Catholic High Athletic Director Tim Ezzi has had better mornings. His quest to retrieve the school’s tennis state championship trophies out of their trophy case has run aground on a sticky lock. Try as he might, the sentinel clasp between he and his prizes stubbornly refused to yield.
After some exertion and a little torque, the latch finally gives and the window slides begrudgingly open. It’s as if the very fixtures here don’t want to yield anything that confirms the amazing four-year run of the Rocket tennis team, anchored by doubles partners Steven Weeks and Henry Nolan, has finally come to an end.
It’s a reality that even the seniors themselves have only recently come to grasp.
“I don’t know what to do with myself after school anymore,” said Nolan with a chuckle. “It’s weird, it’s so weird. I’ve had so much time. Really, it just hit me this week because I’ve been busy with college applications. But yes, it has sunk in and it’s weird. I don’t like it.”
Four years ago, the little-known freshmen duo pulled a stunning upset at the state tennis tournament that laid the first brick of a championship career that can only be tied, never bested: Four wins in four years. Picket fences. Back to back to back to back state doubles titles.
“We knew that everyone would be coming for us and we knew we just had to stay confident,” Weeks said. “We knew we could do it, obviously, but we also knew that we had to get up early in matches and not fall behind and let someone get the edge over us. Don’t get over-confident, just play within our means.”
The final tally for the duo includes two conference doubles titles, as freshmen and seniors, and three overall doubles titles — a bracket comprised of top state place winners across all classes — as sophomores, juniors and seniors.
Along the way, they also contributed to four straight conference and state team titles and just for good measure, they went undefeated their senior year for the first time in their high school careers.
“Our freshman year, that (state title) was a really big one,” Weeks said. “At the state tournament we actually lost the first set in our first two matches. We were pretty close to losing and we just fought through it.”
The players confessed to feeling the weight of the bullseye on their backs, particularly so in their final year. But the combined experience they’d racked up, as well as the unshakable chemistry they shared as a team, helped them shelve the stress and focus on the competition.
“At least for me, I think this year was definitely more pressure,” Nolan said. “Just because a lot of people felt that it was expected that we should win since we had done it the past three years. That really wasn’t the truth. I kept on telling people, ‘This is our hardest year.’”

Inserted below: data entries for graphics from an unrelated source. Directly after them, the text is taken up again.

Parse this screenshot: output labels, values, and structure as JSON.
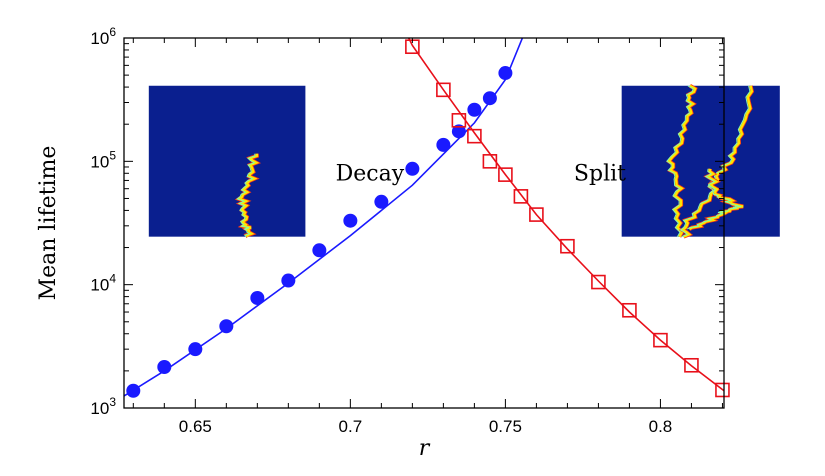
{
  "chart_data": {
    "type": "scatter",
    "title": "",
    "xlabel": "r",
    "ylabel": "Mean lifetime",
    "xlim": [
      0.627,
      0.8205
    ],
    "ylim": [
      1000,
      1000000
    ],
    "y_scale": "log",
    "grid": false,
    "x_ticks": [
      {
        "value": 0.65,
        "label": "0.65"
      },
      {
        "value": 0.7,
        "label": "0.7"
      },
      {
        "value": 0.75,
        "label": "0.75"
      },
      {
        "value": 0.8,
        "label": "0.8"
      }
    ],
    "y_ticks": [
      {
        "value": 1000,
        "base": "10",
        "exp": "3"
      },
      {
        "value": 10000,
        "base": "10",
        "exp": "4"
      },
      {
        "value": 100000,
        "base": "10",
        "exp": "5"
      },
      {
        "value": 1000000,
        "base": "10",
        "exp": "6"
      }
    ],
    "series": [
      {
        "marker": "filled-circle",
        "color": "#1a1aff",
        "x": [
          0.63,
          0.64,
          0.65,
          0.66,
          0.67,
          0.68,
          0.69,
          0.7,
          0.71,
          0.72,
          0.73,
          0.735,
          0.74,
          0.745,
          0.75
        ],
        "y": [
          1380,
          2150,
          3000,
          4600,
          7800,
          10800,
          19000,
          33000,
          47000,
          87000,
          136000,
          175000,
          262000,
          325000,
          520000
        ],
        "fit_x": [
          0.627,
          0.64,
          0.66,
          0.68,
          0.7,
          0.72,
          0.74,
          0.75,
          0.7555
        ],
        "fit_y": [
          1250,
          2000,
          4400,
          10300,
          25000,
          64000,
          205000,
          460000,
          1000000
        ]
      },
      {
        "marker": "open-square",
        "color": "#e8101a",
        "x": [
          0.72,
          0.73,
          0.735,
          0.74,
          0.745,
          0.75,
          0.755,
          0.76,
          0.77,
          0.78,
          0.79,
          0.8,
          0.81,
          0.82
        ],
        "y": [
          850000,
          380000,
          215000,
          160000,
          100000,
          78000,
          52000,
          37000,
          20500,
          10500,
          6200,
          3550,
          2220,
          1400
        ],
        "fit_x": [
          0.7188,
          0.72,
          0.73,
          0.74,
          0.75,
          0.76,
          0.77,
          0.78,
          0.79,
          0.8,
          0.81,
          0.8205
        ],
        "fit_y": [
          1000000,
          870000,
          380000,
          170000,
          78000,
          37000,
          19500,
          10700,
          6000,
          3550,
          2200,
          1380
        ]
      }
    ],
    "annotations": [
      {
        "text": "Decay",
        "x": 0.7063,
        "y": 70000
      },
      {
        "text": "Split",
        "x": 0.7805,
        "y": 70000
      }
    ],
    "insets": [
      {
        "name": "decay-inset",
        "background": "#0a1f8f",
        "x_range": [
          0.635,
          0.6855
        ],
        "y_range": [
          24500,
          410000
        ]
      },
      {
        "name": "split-inset",
        "background": "#0a1f8f",
        "x_range": [
          0.7875,
          0.8385
        ],
        "y_range": [
          24500,
          410000
        ]
      }
    ]
  }
}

Even so, the team was seldom challenged throughout most of the regular season and into postseason play. The team got a scare at the overall championship when Little Rock Central rivals Zandy Djurica and Phillip Abston (a Catholic High transfer) punched them in the mouth 2-6 in the first set of the semis. And disaster nearly struck in the state semi-finals against Cooper Gommel and Payne Henry of Rogers.
“(Rogers) actually had set point on us the first set,” Weeks said. “They were up 5-4 but we came back and won that set 7-5 and then we won the next set. That was pretty much our last close call.”
When the final ball hit the ground, the twosome dropped their rackets and embraced, a year’s weight lifted off their shoulders, loosing pent-up joy four years in the making.
“It was everything; it was elation, relief, sadness. I was just overwhelmed,” Nolan said. “All my family was in the crowd and all of my friends’ families. Our best friends were there, they were allowed to leave school to watch. I was just happy to get off the court and hug everyone who’d watched us for the past four years. Obviously, it was sad that it was over. It was a mixture of everything.”
Neither athlete has a taste for competition at the next level, at least not of the intercollegiate variety. Both say they will play for fun and leave it at that as they move into the next chapters of their lives. And both are as grateful to the game as they are aware of their permanent place in it, both for their high school and their state.
“One of the big things I’m taking away from this is, we did win four state championships in a row and that’s obviously important and cool, but it’s not the most important thing,” Weeks said. “It’s about how other people see you and how you act and how you show others what you represent.”
“It’s definitely taught me that hard work pays off,” Nolan said. “We put our heads down, we grinded, we worked so hard. Not even for the past four years, but for the past 10 years. It was hard doing all of that and keeping with it. But it feels good when it pays off.”